Il estime enfin indispensable que des réunions de concertation se tiennent régulièrement entre les responsables des secrétariats des commissions et les juges pour tendre à l'harmonisation des pratiques et permettre une information fiable des justiciables.
Au chapitre de la prévention, le projet d'avis propose notamment de remonter de 21 500 € à 50 000 € le seuil au-dessous duquel s'appliquent les dispositions protectrices en matière de crédit à la consommation ou encore de renforcer l'encadrement du crédit « revolving » (4), « dont la forme est inadaptée aux ménages fragiles ». Le CES fait l'éloge parallèlement du micro-crédit social, qui constitue selon lui une alternative à ce type de crédit.
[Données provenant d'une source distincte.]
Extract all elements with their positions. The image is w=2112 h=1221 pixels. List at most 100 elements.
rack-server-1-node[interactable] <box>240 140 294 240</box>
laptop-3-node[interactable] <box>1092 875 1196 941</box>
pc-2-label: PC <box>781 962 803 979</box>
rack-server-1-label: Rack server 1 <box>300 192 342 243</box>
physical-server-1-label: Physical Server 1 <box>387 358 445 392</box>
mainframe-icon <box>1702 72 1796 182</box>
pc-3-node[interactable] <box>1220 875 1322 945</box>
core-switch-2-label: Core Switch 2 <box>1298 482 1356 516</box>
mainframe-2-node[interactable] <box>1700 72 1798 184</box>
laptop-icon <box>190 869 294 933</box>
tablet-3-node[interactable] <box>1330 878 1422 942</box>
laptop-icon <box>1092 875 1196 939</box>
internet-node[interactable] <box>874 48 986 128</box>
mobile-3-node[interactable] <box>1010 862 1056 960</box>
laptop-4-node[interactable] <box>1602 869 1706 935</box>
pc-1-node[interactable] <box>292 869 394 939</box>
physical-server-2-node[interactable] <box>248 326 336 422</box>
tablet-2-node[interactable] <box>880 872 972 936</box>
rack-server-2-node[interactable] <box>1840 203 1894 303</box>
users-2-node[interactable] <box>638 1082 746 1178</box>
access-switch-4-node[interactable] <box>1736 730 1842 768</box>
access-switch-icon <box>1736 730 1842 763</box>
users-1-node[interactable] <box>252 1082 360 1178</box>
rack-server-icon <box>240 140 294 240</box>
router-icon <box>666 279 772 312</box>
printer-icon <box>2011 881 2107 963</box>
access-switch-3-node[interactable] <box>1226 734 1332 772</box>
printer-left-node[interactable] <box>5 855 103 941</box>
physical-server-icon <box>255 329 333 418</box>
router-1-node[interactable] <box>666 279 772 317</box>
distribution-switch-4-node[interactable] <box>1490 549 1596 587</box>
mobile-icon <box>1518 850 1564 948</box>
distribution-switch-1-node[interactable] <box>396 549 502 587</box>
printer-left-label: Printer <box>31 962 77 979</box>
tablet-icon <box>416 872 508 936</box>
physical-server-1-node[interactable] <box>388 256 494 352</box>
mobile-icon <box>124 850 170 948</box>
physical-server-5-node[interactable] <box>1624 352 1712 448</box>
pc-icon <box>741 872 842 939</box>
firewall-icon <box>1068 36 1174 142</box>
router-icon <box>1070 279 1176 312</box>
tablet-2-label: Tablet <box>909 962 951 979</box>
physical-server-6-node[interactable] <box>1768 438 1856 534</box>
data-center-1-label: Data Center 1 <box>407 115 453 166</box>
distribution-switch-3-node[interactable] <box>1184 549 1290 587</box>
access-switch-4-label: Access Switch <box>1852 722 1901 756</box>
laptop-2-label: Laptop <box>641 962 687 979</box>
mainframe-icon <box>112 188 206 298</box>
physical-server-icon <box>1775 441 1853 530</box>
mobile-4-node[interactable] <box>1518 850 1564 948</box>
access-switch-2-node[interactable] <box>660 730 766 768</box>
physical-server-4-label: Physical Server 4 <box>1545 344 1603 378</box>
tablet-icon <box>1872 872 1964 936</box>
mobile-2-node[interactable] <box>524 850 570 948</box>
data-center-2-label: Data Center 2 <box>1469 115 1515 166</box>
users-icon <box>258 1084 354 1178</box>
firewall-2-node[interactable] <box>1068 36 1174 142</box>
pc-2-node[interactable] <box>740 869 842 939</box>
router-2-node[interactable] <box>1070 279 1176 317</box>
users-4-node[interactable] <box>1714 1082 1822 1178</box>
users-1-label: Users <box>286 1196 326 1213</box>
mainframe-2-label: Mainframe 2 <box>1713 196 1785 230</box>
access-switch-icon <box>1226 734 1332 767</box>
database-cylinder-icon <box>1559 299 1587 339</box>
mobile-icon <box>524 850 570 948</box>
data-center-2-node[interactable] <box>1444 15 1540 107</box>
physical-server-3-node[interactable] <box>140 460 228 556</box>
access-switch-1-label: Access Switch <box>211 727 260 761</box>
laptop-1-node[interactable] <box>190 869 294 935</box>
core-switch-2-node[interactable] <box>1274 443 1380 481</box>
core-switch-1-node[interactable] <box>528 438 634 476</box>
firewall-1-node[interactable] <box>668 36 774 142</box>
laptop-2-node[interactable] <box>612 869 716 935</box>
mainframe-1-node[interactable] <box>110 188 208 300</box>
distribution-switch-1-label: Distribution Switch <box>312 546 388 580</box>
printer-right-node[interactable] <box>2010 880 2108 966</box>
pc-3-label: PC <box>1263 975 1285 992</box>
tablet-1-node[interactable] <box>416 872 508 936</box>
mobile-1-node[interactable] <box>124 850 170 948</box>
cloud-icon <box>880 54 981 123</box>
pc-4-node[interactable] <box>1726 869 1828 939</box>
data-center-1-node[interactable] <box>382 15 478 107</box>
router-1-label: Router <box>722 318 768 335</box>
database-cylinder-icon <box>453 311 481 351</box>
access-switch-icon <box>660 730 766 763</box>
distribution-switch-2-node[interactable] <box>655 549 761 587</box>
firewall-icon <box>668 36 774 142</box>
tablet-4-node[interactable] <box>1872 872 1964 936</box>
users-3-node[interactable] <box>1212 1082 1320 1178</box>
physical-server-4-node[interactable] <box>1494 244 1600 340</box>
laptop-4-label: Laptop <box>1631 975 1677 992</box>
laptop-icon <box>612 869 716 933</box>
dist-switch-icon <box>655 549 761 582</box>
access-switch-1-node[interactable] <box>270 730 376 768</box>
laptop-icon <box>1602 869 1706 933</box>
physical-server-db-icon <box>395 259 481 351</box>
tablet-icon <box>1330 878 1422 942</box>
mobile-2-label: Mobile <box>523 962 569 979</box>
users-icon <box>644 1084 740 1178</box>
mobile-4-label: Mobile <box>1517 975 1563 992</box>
L'instance recommande donc la poursuite des expérimentations en la matière ainsi que l'étude d'une labellisation à partir des « bonnes pratiques » mises en oeuvre.
(2) Rapport disponible sur le site
(3) C'est-à-dire la somme qui va rester au demandeur pour faire face aux dépenses de la vie courante lorsque seront mises en place les mesures décidées.
(4) Facile d'accès, ce type de crédit à faibles mensualités mais à fort taux d'intérêt consiste dans la mise à disposition d'un compte permanent. L'emprunteur y est moins protégé que dans le cadre d'un crédit classique.